The LA Daily News’ Doug Padilla on a key moment from the Angels’ 4-0 loss to Tampa Bay last night.

Devil Rays leadoff hitter Julio Lugo had walked to lead off the game and was attempting a steal of second base when Crawford walked. Since the pitch appeared to be a strike, Angels catcher Mike Napoli got to his feet and threw to second base.

When he was about to release the ball, he heard home-plate umpire Paul Schrieber call the pitch ball four, but continues with his throw.

The ball sailed into center field and when Figgins came in to take the ball on the run and possibly throw out Lugo at third base, he ran past it. But that isn’t want bothered Scioscia.

With Crawford sprinting around the bases, Figgins hardly seemed in a hurry to track down the ball rolling toward the center-field wall. Lugo scored on the play and Crawford ended up at third. He scored on Jonny Gomes’ fly ball to leftfield.

“The physical errors in the first inning compounded with Figgy not really busting it to get that ball put us in a tough situation,” Scioscia said. “We talked about it and that’s not the way we need to go about it.”

Earlier this season Adam Kennedy voiced his displeasure over Figgins’ late jump from second base on a sacrifice-bunt attempt.
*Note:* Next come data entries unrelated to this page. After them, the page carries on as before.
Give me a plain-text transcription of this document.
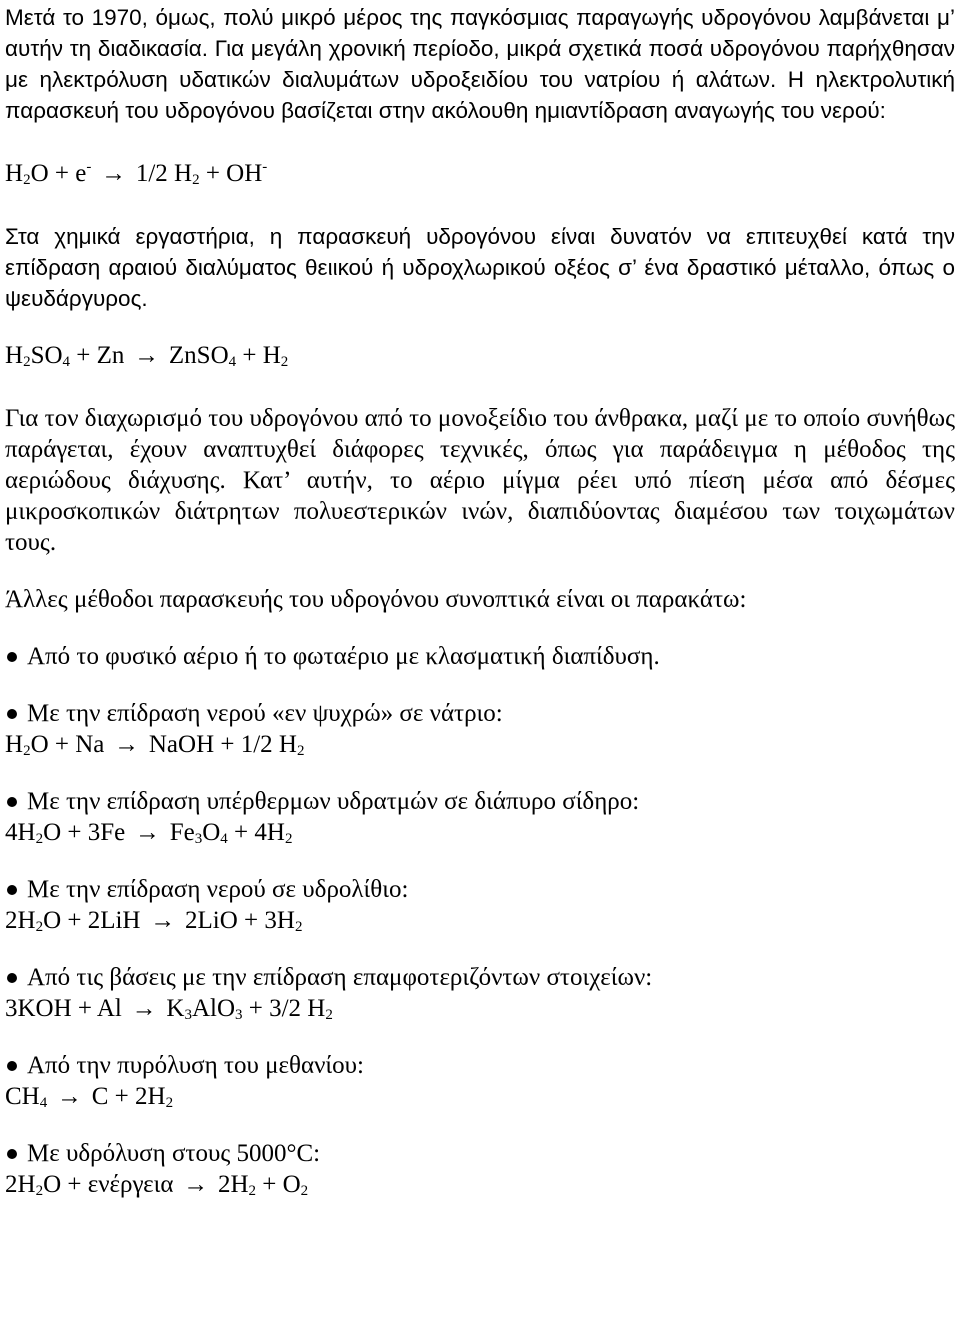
Μετά το 1970, όμως, πολύ μικρό μέρος της παγκόσμιας παραγωγής υδρογόνου λαμβάνεται μ’ αυτήν τη διαδικασία. Για μεγάλη χρονική περίοδο, μικρά σχετικά ποσά υδρογόνου παρήχθησαν με ηλεκτρόλυση υδατικών διαλυμάτων υδροξειδίου του νατρίου ή αλάτων. Η ηλεκτρολυτική παρασκευή του υδρογόνου βασίζεται στην ακόλουθη ημιαντίδραση αναγωγής του νερού:

$H_2O + e^- \to 1/2$ $H_2 + OH^-$

Στα χημικά εργαστήρια, η παρασκευή υδρογόνου είναι δυνατόν να επιτευχθεί κατά την επίδραση αραιού διαλύματος θειικού ή υδροχλωρικού οξέος σ’ ένα δραστικό μέταλλο, όπως ο ψευδάργυρος.

$H_2SO_4 + Zn$ → ZnSO$_4$ + $H_2$

Για τον διαχωρισμό του υδρογόνου από το μονοξείδιο του άνθρακα, μαζί με το οποίο συνήθως παράγεται, έχουν αναπτυχθεί διάφορες τεχνικές, όπως για παράδειγμα η μέθοδος της αεριώδους διάχυσης. Κατ’ αυτήν, το αέριο μίγμα ρέει υπό πίεση μέσα από δέσμες μικροσκοπικών διάτρητων πολυεστερικών ινών, διαπιδύοντας διαμέσου των τοιχωμάτων τους.

Άλλες μέθοδοι παρασκευής του υδρογόνου συνοπτικά είναι οι παρακάτω:

Από το φυσικό αέριο ή το φωταέριο με κλασματική διαπίδυση.

Με την επίδραση νερού «εν ψυχρώ» σε νάτριο:

$H_2O + Na$ → NaOH + 1/2 $H_2$

Με την επίδραση υπέρθερμων υδρατμών σε διάπυρο σίδηρο:

$4H_2O + 3Fe \to Fe_3O_4 + 4H_2$

Με την επίδραση νερού σε υδρολίθιο:

$2H_2O + 2LiH \to 2LiO + 3H_2$

Από τις βάσεις με την επίδραση επαμφοτεριζόντων στοιχείων:

$3KOH + Al \to K_3AlO_3 + 3/2$ $H_2$

Από την πυρόλυση του μεθανίου:

$CH_4 \to C + 2H_2$

Με υδρόλυση στους 5000°C:

$2H_2O + \varepsilon\nu έ\rho\gamma\varepsilon\iota\alpha \to 2H_2 + O_2$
Figgins was thrown out at third. The incident escalated into postgame shouting which was halted by a Darin Erstad plea for unity.

On the last road trip, Figgins failed to move over from center to backup Vladimir Guerrero on a drive to right field. The ball bounced off the wall and back toward the infield leading to an extra base.

Scioscia downplayed those incidents but not this one.

“That’s not like Figgy but it’s something we need to clean up and it’s been addressed,” Scioscia said. “The backup play at Texas was a lack of a guy at a position experiencing a lot of things. We’ve had those plays again and he was where he needed to be.

“Missing the ball was a physical error but the guy (Crawford) should have never ended up at third base. It could have obviously saved a run.”